Reinhard Groß, stellvertretender Vorsitzender des SAV, forderte, die erleichterten Austauschmöglichkeiten in Apotheken auch nach dem Auslaufen der SARS-CoV-2-Arzneimittel-Versorgungsverordnung fortzuschreiben. Apotheker müssten Rezepturen unkompliziert abrechnen können. Zudem müsse der Mehraufwand, der Apothekenteams durch das Managen der Engpässe entsteht, angemessen vergütet werden. 50 Cent wie im geplanten Generika-Gesetz vorgesehen, seien viel zu wenig.

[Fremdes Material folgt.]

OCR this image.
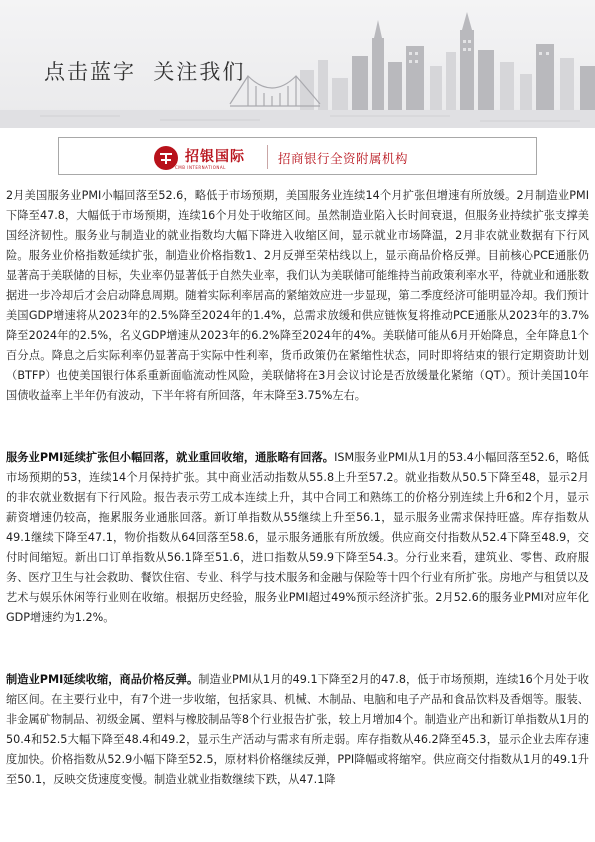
点击蓝字  关注我们
招银国际
CMB INTERNATIONAL
招商银行全资附属机构

2月美国服务业PMI小幅回落至52.6，略低于市场预期，美国服务业连续14个月扩张但增速有所放缓。2月制造业PMI下降至47.8，大幅低于市场预期，连续16个月处于收缩区间。虽然制造业陷入长时间衰退，但服务业持续扩张支撑美国经济韧性。服务业与制造业的就业指数均大幅下降进入收缩区间，显示就业市场降温，2月非农就业数据有下行风险。服务业价格指数延续扩张，制造业价格指数1、2月反弹至荣枯线以上，显示商品价格反弹。目前核心PCE通胀仍显著高于美联储的目标，失业率仍显著低于自然失业率，我们认为美联储可能维持当前政策利率水平，待就业和通胀数据进一步冷却后才会启动降息周期。随着实际利率居高的紧缩效应进一步显现，第二季度经济可能明显冷却。我们预计美国GDP增速将从2023年的2.5%降至2024年的1.4%，总需求放缓和供应链恢复将推动PCE通胀从2023年的3.7%降至2024年的2.5%，名义GDP增速从2023年的6.2%降至2024年的4%。美联储可能从6月开始降息，全年降息1个百分点。降息之后实际利率仍显著高于实际中性利率，货币政策仍在紧缩性状态，同时即将结束的银行定期资助计划（BTFP）也使美国银行体系重新面临流动性风险，美联储将在3月会议讨论是否放缓量化紧缩（QT）。预计美国10年国债收益率上半年仍有波动，下半年将有所回落，年末降至3.75%左右。

服务业PMI延续扩张但小幅回落，就业重回收缩，通胀略有回落。ISM服务业PMI从1月的53.4小幅回落至52.6，略低市场预期的53，连续14个月保持扩张。其中商业活动指数从55.8上升至57.2。就业指数从50.5下降至48，显示2月的非农就业数据有下行风险。报告表示劳工成本连续上升，其中合同工和熟练工的价格分别连续上升6和2个月，显示薪资增速仍较高，拖累服务业通胀回落。新订单指数从55继续上升至56.1，显示服务业需求保持旺盛。库存指数从49.1继续下降至47.1，物价指数从64回落至58.6，显示服务通胀有所放缓。供应商交付指数从52.4下降至48.9，交付时间缩短。新出口订单指数从56.1降至51.6，进口指数从59.9下降至54.3。分行业来看，建筑业、零售、政府服务、医疗卫生与社会救助、餐饮住宿、专业、科学与技术服务和金融与保险等十四个行业有所扩张。房地产与租赁以及艺术与娱乐休闲等行业则在收缩。根据历史经验，服务业PMI超过49%预示经济扩张。2月52.6的服务业PMI对应年化GDP增速约为1.2%。

制造业PMI延续收缩，商品价格反弹。制造业PMI从1月的49.1下降至2月的47.8，低于市场预期，连续16个月处于收缩区间。在主要行业中，有7个进一步收缩，包括家具、机械、木制品、电脑和电子产品和食品饮料及香烟等。服装、非金属矿物制品、初级金属、塑料与橡胶制品等8个行业报告扩张，较上月增加4个。制造业产出和新订单指数从1月的50.4和52.5大幅下降至48.4和49.2，显示生产活动与需求有所走弱。库存指数从46.2降至45.3，显示企业去库存速度加快。价格指数从52.9小幅下降至52.5，原材料价格继续反弹，PPI降幅或将缩窄。供应商交付指数从1月的49.1升至50.1，反映交货速度变慢。制造业就业指数继续下跌，从47.1降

Friedemann Schmidt, Präsident der Sächsischen Landesapothekerkammer, betonte, dass noch in den nächsten drei bis fünf Jahren mit Ausfällen bei Wirkstoffen zu rechnen sei. »Eine Situation wie in den vergangenen Monaten habe ich in 30 Berufsjahren noch nicht erlebt«, sagte Schmidt. Er forderte, Bürokratie abzubauen, um die Rolle der Apotheken zu stärken. Dafür seien Änderungen im Apothekenrecht notwendig. Zudem sprach sich der Kammerpräsident dafür aus, dass sich der Freistaat mithilfe einer Initiative im Bundesrat dafür einsetzen solle, dass die Präqualifizierung abgeschafft und Retaxationen mit dem nötigen Augenmaß angewendet würden. Zudem müsse Apothekern die Möglichkeit eingeräumt werden, auch Präparate innerhalb von Wirkstoffgruppen unkompliziert auszutauschen.

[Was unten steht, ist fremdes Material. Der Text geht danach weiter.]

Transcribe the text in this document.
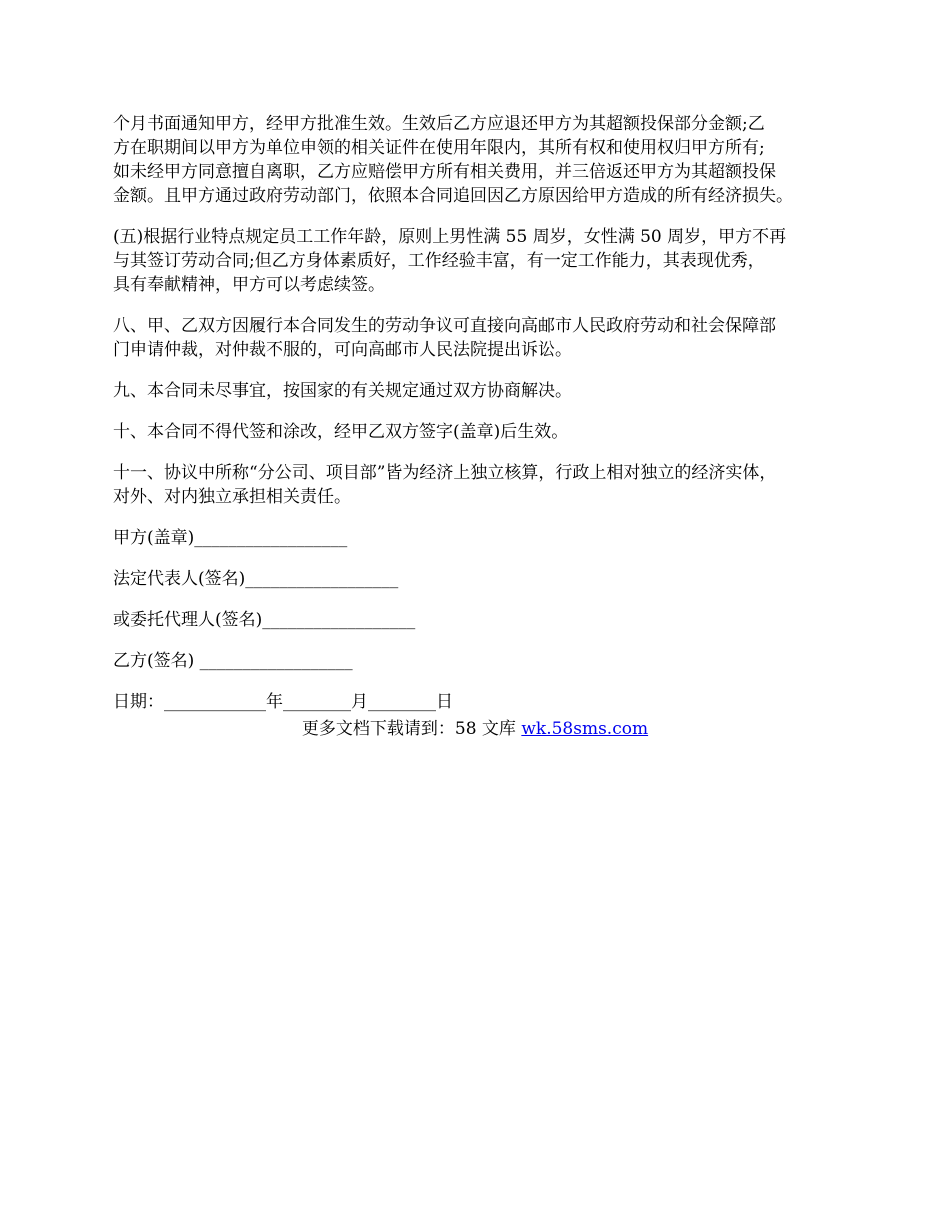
个月书面通知甲方，经甲方批准生效。生效后乙方应退还甲方为其超额投保部分金额;乙
方在职期间以甲方为单位申领的相关证件在使用年限内，其所有权和使用权归甲方所有;
如未经甲方同意擅自离职，乙方应赔偿甲方所有相关费用，并三倍返还甲方为其超额投保
金额。且甲方通过政府劳动部门，依照本合同追回因乙方原因给甲方造成的所有经济损失。

(五)根据行业特点规定员工工作年龄，原则上男性满 55 周岁，女性满 50 周岁，甲方不再
与其签订劳动合同;但乙方身体素质好，工作经验丰富，有一定工作能力，其表现优秀，
具有奉献精神，甲方可以考虑续签。

八、甲、乙双方因履行本合同发生的劳动争议可直接向高邮市人民政府劳动和社会保障部
门申请仲裁，对仲裁不服的，可向高邮市人民法院提出诉讼。

九、本合同未尽事宜，按国家的有关规定通过双方协商解决。

十、本合同不得代签和涂改，经甲乙双方签字(盖章)后生效。

十一、协议中所称“分公司、项目部”皆为经济上独立核算，行政上相对独立的经济实体，
对外、对内独立承担相关责任。

甲方(盖章)__________________

法定代表人(签名)__________________

或委托代理人(签名)__________________

乙方(签名) __________________

日期：____________年________月________日

更多文档下载请到：58 文库 wk.58sms.com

Der CDU-Fraktionsvorsitzende Hartmann sprach sich ebenfalls dafür aus, bürokratische Regularien zu vereinfachen. Er forderte eine europäische Strategie, um den Lieferengpässen langfristig entgegenwirken zu können. »Es braucht den Austausch aller Akteure, um die Herausforderungen anzugehen«, sagte Hartmann. Es müsse gewährleistet sein, dass die Apotheken kurzfristig Arzneimittel liefern können. Sein Fraktionskollege Dierks kam daraufhin auf die Idee zurück, einen Runden Tisch zur Arzneimittelversorgung einzuführen. »Wir müssen den Austausch aller Akteure vorantreiben, um vernünftige Lösungen zu finden«, erklärte der sozialpolitische Sprecher der CDU-Fraktion. Dabei solle nicht nur über die Engpässe, sondern auch über das Apothekenhonorar gesprochen werden. Weiterhin sei die Ausbildung ein wichtiges Thema. So müssten mehr Studienplätze Pharmazie in Sachsen geschaffen und es müsse die Anerkennung ausländischer Abschlüsse erleichtert werden. Dafür wolle er sich als Sozialpolitiker einsetzen, machte Dierks deutlich.